The Masters of the Universe cartoon debuted in 1983. It was based on the MOTU toy line released by Mattel a year earlier. Orko did not originally appear in the toy line and was created specifically for the show. He was one of the main characters and was featured in most of the episodes. A figure of him was eventually released in 1984. Neither my brother Doug or I ever owned Orko as a kid. Neither of us ever really cared for him. I was pretty young back when the cartoon was on and I was probably the demographic that Orko was supposed to appeal to but he didn’t do anything but get on my nerves. He was always messing up spells and hogging screen time that could have been devoted to cool characters like Buzz Off and Stratos.
Not only did Orko kind of suck in the cartoon but his toy sucked as well. He was very stiff and awkward looking and his scale was off. He did not blend in very well at all with the other MOTU figures.
When Mattel relaunched MOTU with a new cartoon and toy line in 2002 they recruited toy designers extraordinaire, the Four Horsemen, to redesign the characters with cool, contemporary new looks. Not to take anything away from the Horsemen but I would say that for most of the characters the redesign process would have been relatively easy. I mean, how hard could it be to make characters like Skeletor, Roboto, and Mer-Man cool? They were already super cool. I imagine the challenge would lie in reimaging crap characters like Orko. So how did the Horsemen fare in the endeavor? I’d say they did the best they could with what they had to work with.

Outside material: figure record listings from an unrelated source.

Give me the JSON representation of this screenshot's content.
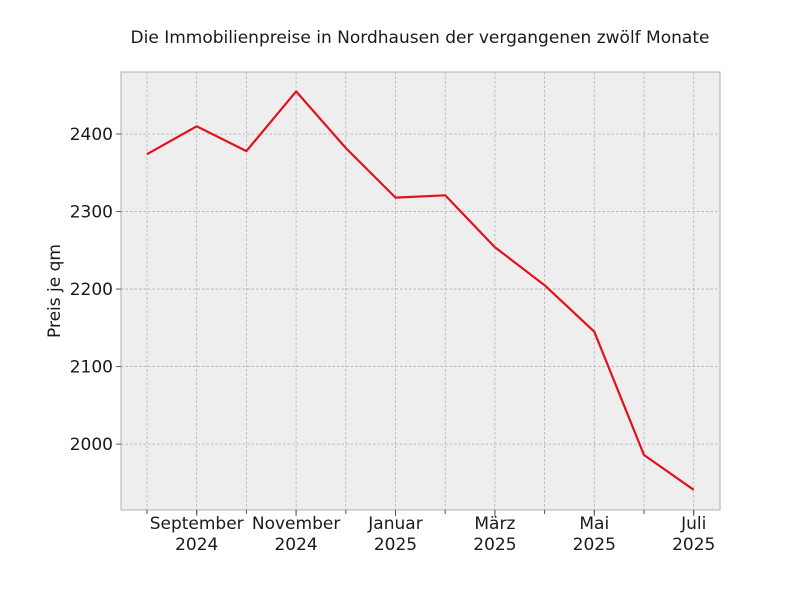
{
  "chart_data": {
    "type": "line",
    "title": "Die Immobilienpreise in Nordhausen der vergangenen zwölf Monate",
    "xlabel": "",
    "ylabel": "Preis je qm",
    "x": [
      "2024-08",
      "2024-09",
      "2024-10",
      "2024-11",
      "2024-12",
      "2025-01",
      "2025-02",
      "2025-03",
      "2025-04",
      "2025-05",
      "2025-06",
      "2025-07"
    ],
    "x_tick_labels": [
      {
        "month": "September",
        "year": "2024",
        "x": "2024-09"
      },
      {
        "month": "November",
        "year": "2024",
        "x": "2024-11"
      },
      {
        "month": "Januar",
        "year": "2025",
        "x": "2025-01"
      },
      {
        "month": "März",
        "year": "2025",
        "x": "2025-03"
      },
      {
        "month": "Mai",
        "year": "2025",
        "x": "2025-05"
      },
      {
        "month": "Juli",
        "year": "2025",
        "x": "2025-07"
      }
    ],
    "y_ticks": [
      2000,
      2100,
      2200,
      2300,
      2400
    ],
    "ylim": [
      1915,
      2480
    ],
    "grid": true,
    "series": [
      {
        "color": "#e3101e",
        "values": [
          2374,
          2410,
          2378,
          2455,
          2382,
          2318,
          2321,
          2254,
          2205,
          2145,
          1986,
          1941
        ]
      }
    ]
  }
}
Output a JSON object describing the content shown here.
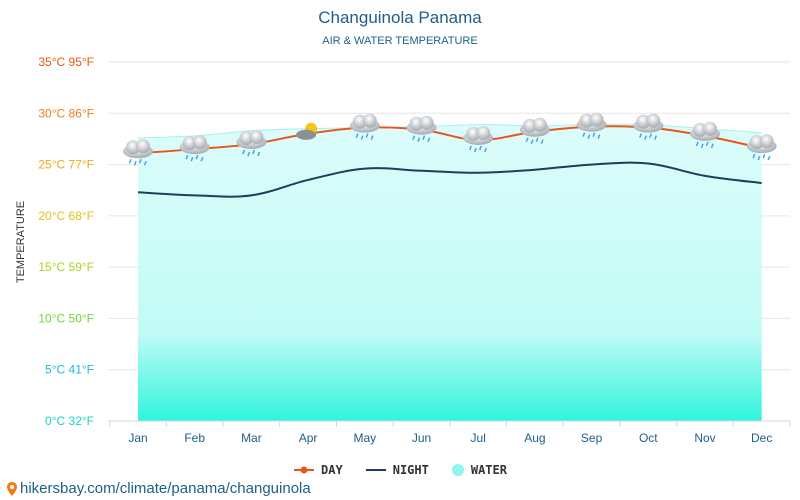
{
  "chart_data": {
    "type": "line",
    "title": "Changuinola Panama",
    "subtitle": "AIR & WATER TEMPERATURE",
    "ylabel": "TEMPERATURE",
    "categories": [
      "Jan",
      "Feb",
      "Mar",
      "Apr",
      "May",
      "Jun",
      "Jul",
      "Aug",
      "Sep",
      "Oct",
      "Nov",
      "Dec"
    ],
    "ylim": [
      0,
      35
    ],
    "yticks": [
      {
        "value": 0,
        "label": "0°C 32°F",
        "color": "#19d3c5"
      },
      {
        "value": 5,
        "label": "5°C 41°F",
        "color": "#19c0d6"
      },
      {
        "value": 10,
        "label": "10°C 50°F",
        "color": "#6fd63a"
      },
      {
        "value": 15,
        "label": "15°C 59°F",
        "color": "#a8d41f"
      },
      {
        "value": 20,
        "label": "20°C 68°F",
        "color": "#e0c21a"
      },
      {
        "value": 25,
        "label": "25°C 77°F",
        "color": "#f0a818"
      },
      {
        "value": 30,
        "label": "30°C 86°F",
        "color": "#f07d1a"
      },
      {
        "value": 35,
        "label": "35°C 95°F",
        "color": "#e85a12"
      }
    ],
    "grid": true,
    "legend_position": "bottom",
    "series": [
      {
        "name": "DAY",
        "color": "#e8561c",
        "values": [
          26.1,
          26.5,
          27.0,
          28.0,
          28.6,
          28.4,
          27.4,
          28.2,
          28.7,
          28.6,
          27.8,
          26.6
        ]
      },
      {
        "name": "NIGHT",
        "color": "#1b3f5c",
        "values": [
          22.3,
          22.0,
          22.0,
          23.5,
          24.6,
          24.4,
          24.2,
          24.5,
          25.0,
          25.1,
          23.9,
          23.2
        ]
      },
      {
        "name": "WATER",
        "color": "#8ff5ef",
        "values": [
          27.6,
          27.8,
          28.3,
          28.5,
          28.6,
          28.7,
          28.9,
          28.8,
          28.9,
          28.9,
          28.5,
          28.1
        ]
      }
    ],
    "weather_icons": [
      "cloud-rain-icon",
      "cloud-rain-icon",
      "cloud-rain-icon",
      "partly-sunny-icon",
      "cloud-rain-icon",
      "cloud-rain-icon",
      "cloud-rain-icon",
      "cloud-rain-icon",
      "cloud-rain-icon",
      "cloud-rain-icon",
      "cloud-rain-icon",
      "cloud-rain-icon"
    ]
  },
  "source": {
    "text": "hikersbay.com/climate/panama/changuinola",
    "icon": "location-pin-icon"
  }
}
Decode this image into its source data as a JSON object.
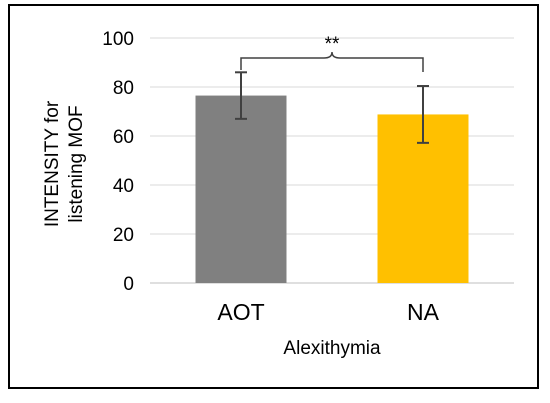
{
  "chart_data": {
    "type": "bar",
    "categories": [
      "AOT",
      "NA"
    ],
    "values": [
      76.5,
      68.8
    ],
    "error": [
      9.5,
      11.6
    ],
    "colors": [
      "#808080",
      "#FFC000"
    ],
    "xlabel": "Alexithymia",
    "ylabel_lines": [
      "INTENSITY for",
      "listening MOF"
    ],
    "ylim": [
      0,
      100
    ],
    "yticks": [
      0,
      20,
      40,
      60,
      80,
      100
    ],
    "grid": true,
    "significance": {
      "label": "**",
      "between": [
        "AOT",
        "NA"
      ]
    }
  }
}
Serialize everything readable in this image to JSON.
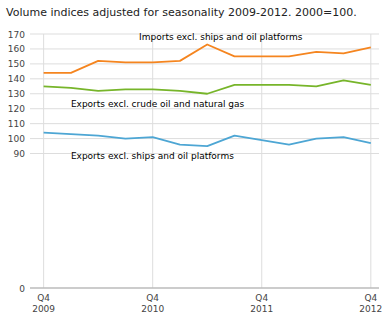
{
  "chart_data": {
    "type": "line",
    "title": "Volume indices adjusted for seasonality 2009-2012. 2000=100.",
    "categories": [
      "Q4\n2009",
      null,
      null,
      null,
      "Q4\n2010",
      null,
      null,
      null,
      "Q4\n2011",
      null,
      null,
      null,
      "Q4\n2012"
    ],
    "series": [
      {
        "name": "Imports excl. ships and oil platforms",
        "color": "#f5851f",
        "values": [
          144,
          144,
          152,
          151,
          151,
          152,
          163,
          155,
          155,
          155,
          158,
          157,
          161
        ]
      },
      {
        "name": "Exports excl. crude oil and natural gas",
        "color": "#77b52a",
        "values": [
          135,
          134,
          132,
          133,
          133,
          132,
          130,
          136,
          136,
          136,
          135,
          139,
          136
        ]
      },
      {
        "name": "Exports excl. ships and oil platforms",
        "color": "#4da6d4",
        "values": [
          104,
          103,
          102,
          100,
          101,
          96,
          95,
          102,
          99,
          96,
          100,
          101,
          97
        ]
      }
    ],
    "ylim": [
      0,
      170
    ],
    "yticks": [
      0,
      90,
      100,
      110,
      120,
      130,
      140,
      150,
      160,
      170
    ],
    "grid": true
  }
}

The 2002 Orko figure is a way better toy than the ’84 figure, that much is obvious. The issues of awkward stiffness and being out of scale with the rest of the line have been rectified. He’s got way more articulation with joints at the neck, shoulders, wrists, and waist. Like all of the figures in the 2002 line Orko is sculpted in a dynamic action pose. His cloak is swishing with plenty of detail and realistic folds. Nice sculpting can be found throughout the mold. His hands are sculpted to look as though he’s about to conjure, and probably bungle, a magical spell. His scarf is molded to look as though it’s in motion and his lower half is sculpted in such a way that it appears as though he has an invisible knee up. There’s a nice “energy” to this figure.

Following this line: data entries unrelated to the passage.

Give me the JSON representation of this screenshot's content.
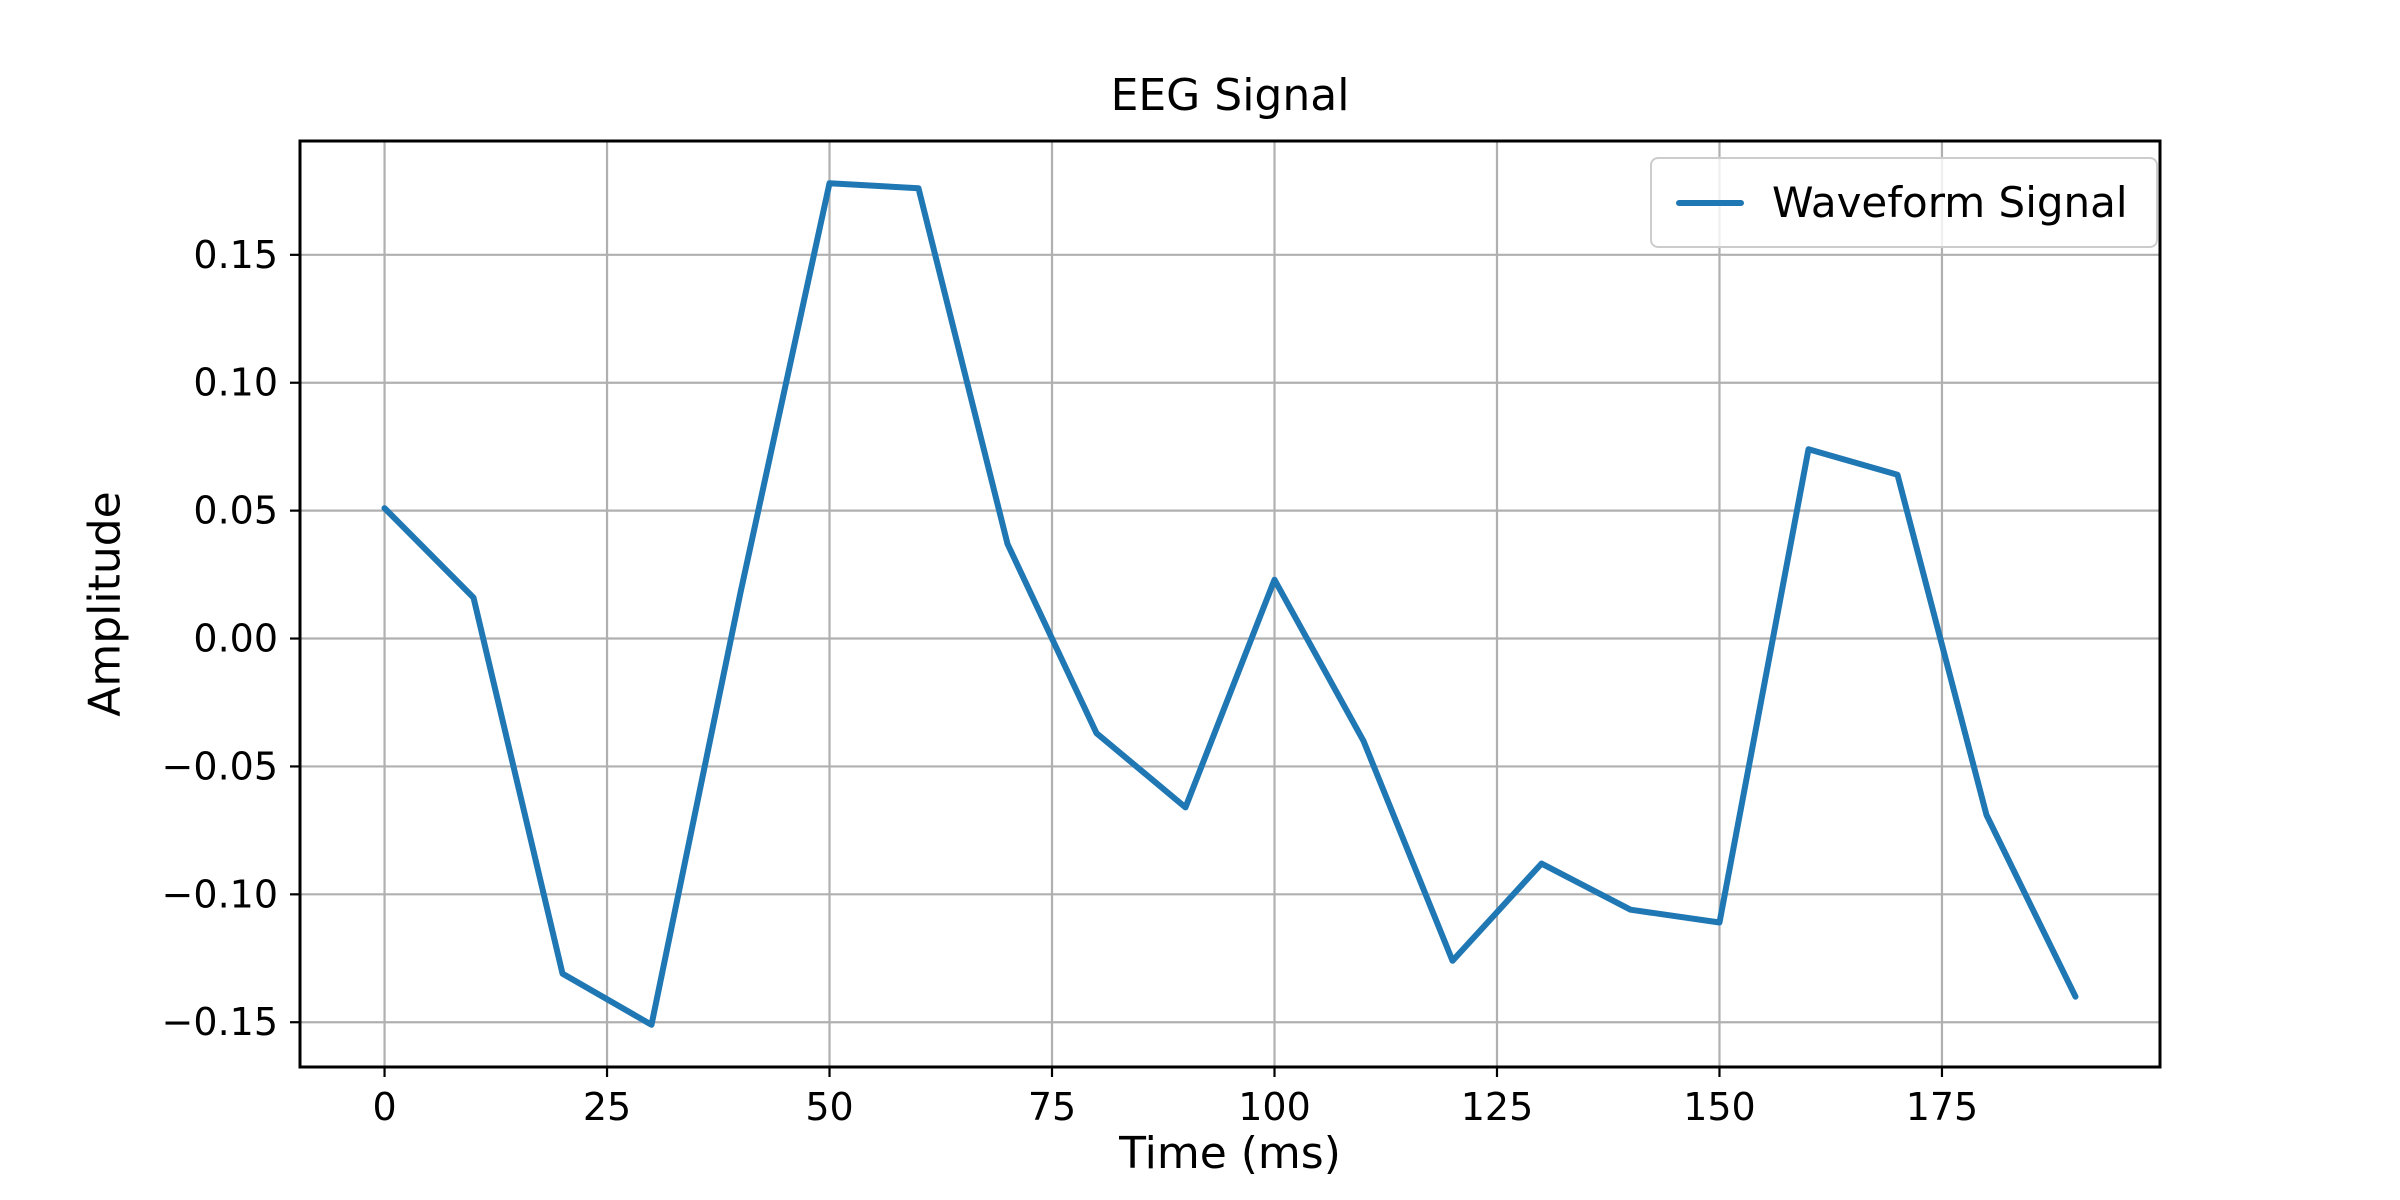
{
  "chart_data": {
    "type": "line",
    "title": "EEG Signal",
    "xlabel": "Time (ms)",
    "ylabel": "Amplitude",
    "x": [
      0,
      10,
      20,
      30,
      40,
      50,
      60,
      70,
      80,
      90,
      100,
      110,
      120,
      130,
      140,
      150,
      160,
      170,
      180,
      190
    ],
    "series": [
      {
        "name": "Waveform Signal",
        "color": "#1f77b4",
        "values": [
          0.051,
          0.016,
          -0.131,
          -0.151,
          0.018,
          0.178,
          0.176,
          0.037,
          -0.037,
          -0.066,
          0.023,
          -0.04,
          -0.126,
          -0.088,
          -0.106,
          -0.111,
          0.074,
          0.064,
          -0.069,
          -0.14
        ]
      }
    ],
    "xlim": [
      -9.5,
      199.5
    ],
    "ylim": [
      -0.1675,
      0.1945
    ],
    "xticks": {
      "values": [
        0,
        25,
        50,
        75,
        100,
        125,
        150,
        175
      ],
      "labels": [
        "0",
        "25",
        "50",
        "75",
        "100",
        "125",
        "150",
        "175"
      ]
    },
    "yticks": {
      "values": [
        -0.15,
        -0.1,
        -0.05,
        0.0,
        0.05,
        0.1,
        0.15
      ],
      "labels": [
        "−0.15",
        "−0.10",
        "−0.05",
        "0.00",
        "0.05",
        "0.10",
        "0.15"
      ]
    },
    "grid": true,
    "legend_position": "upper right",
    "colors": {
      "line": "#1f77b4",
      "grid": "#b0b0b0",
      "spine": "#000000",
      "text": "#000000",
      "legend_border": "#cccccc",
      "background": "#ffffff"
    }
  }
}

One of the biggest improvements over the original is the translucent green base that’s been added. In the cartoons, the diminutive Orko always levitated at He-Man’s eye-level. The original legless toy just sat on the floor at He-Man’s groin level. With this version the scale of Orko is much better and the added base of “floating magic” or whatever brings his eye level up to that of the other figures. It’s a clever fix and it looks great, though I do wish that the figure could be popped off of the magic base.
The only place where this figure maybe falls flat is in the eyes. He retains the same big googly floating yellow eyes that he’s always had. If he had been given small , solid color eyes, maybe with some light-piping to give a glow effect, then Orko would have actually been cool. As it is, the big eyes keep him from being cool in the bad-ass sense but at least they’re true to the character’s original design and comedic appeal. I guess I can’t fault the Horsemen and Mattel for wanting to keep the updated Orko on the lighter side of things. After all his portrayal in the 2002 cartoon was about the same as it was in the 1980s cartoon. This is a nice figure of a goofy character. 6 out of 10.